The Italian luxury house BRUNELLO CUCINELLI The company closed 2025 with growing results and stable profitability, confirming the solidity of its development model. Net profit reached €142 million, up 10,5% from the previous year, with a 10,1% margin on revenue, in line with 2024.
The board of directors will propose to the shareholders' meeting on April 23rd the distribution of a dividend of €1,04 per share, corresponding to a 50% payout. In terms of revenue, the group recorded €1,408 billion, up 11,5% at constant exchange rates and 10,1% at current exchange rates, supported by widespread and balanced demand across markets and distribution channels.
From an operating perspective, adjusted profit reached €235,9 million, an increase of 11,4% compared to €211,7 million in 2024. Operating margin improved from 16,6% to 16,8%. This figure excludes an extraordinary provision of €8,1 million for potential losses on trade receivables from Saks Global Holdings LLC, following the U.S. group's voluntary initiation of Chapter 11 reorganization proceedings.
Taking this provision into account, operating profit stood at €227,8 million, up 7,6% year-on-year, with a margin of 16,2%.
During the financial year, the company incurred capital expenditures of €146,2 million, equal to 10,4% of revenues, a level described by management as extraordinary.
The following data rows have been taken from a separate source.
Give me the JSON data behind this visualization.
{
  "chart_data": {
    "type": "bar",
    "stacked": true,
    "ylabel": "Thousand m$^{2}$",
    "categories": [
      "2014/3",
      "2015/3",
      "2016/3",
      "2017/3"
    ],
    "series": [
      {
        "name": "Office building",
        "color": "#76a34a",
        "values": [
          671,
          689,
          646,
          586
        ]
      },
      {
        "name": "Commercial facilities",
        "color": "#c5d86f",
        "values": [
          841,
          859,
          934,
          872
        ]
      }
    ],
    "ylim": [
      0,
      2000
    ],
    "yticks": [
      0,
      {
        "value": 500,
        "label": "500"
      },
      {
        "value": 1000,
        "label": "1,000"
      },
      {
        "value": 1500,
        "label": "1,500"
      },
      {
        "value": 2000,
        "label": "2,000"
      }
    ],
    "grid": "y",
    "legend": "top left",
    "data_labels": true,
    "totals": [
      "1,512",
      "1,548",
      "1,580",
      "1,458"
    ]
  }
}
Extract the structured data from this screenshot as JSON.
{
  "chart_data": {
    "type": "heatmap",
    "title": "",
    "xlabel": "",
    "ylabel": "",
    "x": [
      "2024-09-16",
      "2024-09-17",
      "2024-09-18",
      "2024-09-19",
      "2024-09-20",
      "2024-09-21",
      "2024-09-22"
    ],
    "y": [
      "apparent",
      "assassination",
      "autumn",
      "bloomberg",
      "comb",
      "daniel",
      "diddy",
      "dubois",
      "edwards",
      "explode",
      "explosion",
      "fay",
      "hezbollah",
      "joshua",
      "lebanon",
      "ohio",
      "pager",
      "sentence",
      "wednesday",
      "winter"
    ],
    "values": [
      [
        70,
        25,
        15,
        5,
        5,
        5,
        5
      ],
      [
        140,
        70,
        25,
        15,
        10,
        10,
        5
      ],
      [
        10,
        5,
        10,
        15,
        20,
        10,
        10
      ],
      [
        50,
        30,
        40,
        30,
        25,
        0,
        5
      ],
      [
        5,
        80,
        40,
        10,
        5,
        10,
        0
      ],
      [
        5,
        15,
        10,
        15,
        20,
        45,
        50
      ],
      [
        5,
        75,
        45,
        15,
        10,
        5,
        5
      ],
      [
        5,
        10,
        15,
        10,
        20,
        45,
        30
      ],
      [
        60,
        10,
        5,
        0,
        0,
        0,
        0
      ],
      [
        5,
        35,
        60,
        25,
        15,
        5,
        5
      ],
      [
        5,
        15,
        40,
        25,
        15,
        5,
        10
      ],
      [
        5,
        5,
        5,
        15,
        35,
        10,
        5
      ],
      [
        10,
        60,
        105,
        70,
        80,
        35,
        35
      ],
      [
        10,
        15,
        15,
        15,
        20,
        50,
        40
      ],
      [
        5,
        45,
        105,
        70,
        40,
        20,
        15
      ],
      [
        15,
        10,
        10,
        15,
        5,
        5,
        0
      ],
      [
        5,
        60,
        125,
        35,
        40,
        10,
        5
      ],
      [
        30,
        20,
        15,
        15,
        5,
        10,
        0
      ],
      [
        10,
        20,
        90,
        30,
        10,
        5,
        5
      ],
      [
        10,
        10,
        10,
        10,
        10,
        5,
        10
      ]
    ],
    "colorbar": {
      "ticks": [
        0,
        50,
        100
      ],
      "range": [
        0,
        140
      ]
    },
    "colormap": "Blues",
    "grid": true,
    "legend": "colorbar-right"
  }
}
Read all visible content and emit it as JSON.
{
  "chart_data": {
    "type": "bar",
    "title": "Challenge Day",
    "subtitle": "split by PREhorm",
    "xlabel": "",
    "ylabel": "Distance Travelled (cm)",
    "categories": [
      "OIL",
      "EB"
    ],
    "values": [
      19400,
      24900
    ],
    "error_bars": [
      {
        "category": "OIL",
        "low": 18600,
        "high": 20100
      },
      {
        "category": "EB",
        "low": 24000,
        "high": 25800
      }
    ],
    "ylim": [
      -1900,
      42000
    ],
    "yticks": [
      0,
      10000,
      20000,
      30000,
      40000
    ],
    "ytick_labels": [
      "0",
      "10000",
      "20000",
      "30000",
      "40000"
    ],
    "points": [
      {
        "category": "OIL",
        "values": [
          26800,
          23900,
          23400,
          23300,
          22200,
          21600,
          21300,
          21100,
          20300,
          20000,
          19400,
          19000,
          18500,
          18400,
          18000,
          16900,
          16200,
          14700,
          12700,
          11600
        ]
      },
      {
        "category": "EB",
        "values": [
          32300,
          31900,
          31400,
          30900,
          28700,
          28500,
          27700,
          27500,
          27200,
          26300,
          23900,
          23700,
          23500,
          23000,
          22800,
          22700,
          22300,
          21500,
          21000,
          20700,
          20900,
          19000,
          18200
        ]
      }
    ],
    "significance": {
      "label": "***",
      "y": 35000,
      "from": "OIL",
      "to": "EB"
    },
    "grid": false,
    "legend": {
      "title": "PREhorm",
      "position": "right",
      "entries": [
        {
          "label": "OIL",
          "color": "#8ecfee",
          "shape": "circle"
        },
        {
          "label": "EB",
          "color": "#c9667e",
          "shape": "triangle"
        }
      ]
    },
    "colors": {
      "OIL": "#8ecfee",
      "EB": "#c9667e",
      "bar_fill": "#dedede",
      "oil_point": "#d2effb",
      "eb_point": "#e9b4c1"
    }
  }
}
This financial commitment, combined with the distribution of €68,8 million in dividends, contributed to a net debt of €198,4 million at the end of 2025.
Executive Chairman and Chief Creative Officer BRUNELLO CUCINELLI He described the year just ended as "solid and balanced," emphasizing how financial results and international recognition strengthen future growth prospects. According to the founder, global markets are showing healthy and balanced development, with brands increasingly distinct in their identity and positioning.
The start of the new financial year confirms a positive sales trend across all geographic regions. Order intake for the Fall/Winter 2026 men's and women's collections has been well received by buyers, international press, and the retail network, fueling expectations of revenue growth of around 10% in 2026 as well, coupled with sustainable profitability.
For the coming years, the group also expects a progressive improvement in its financial position, supported by a return to normal investment levels following the early completion of the strategic plan dedicated to the development of Made in Italy artisanal production.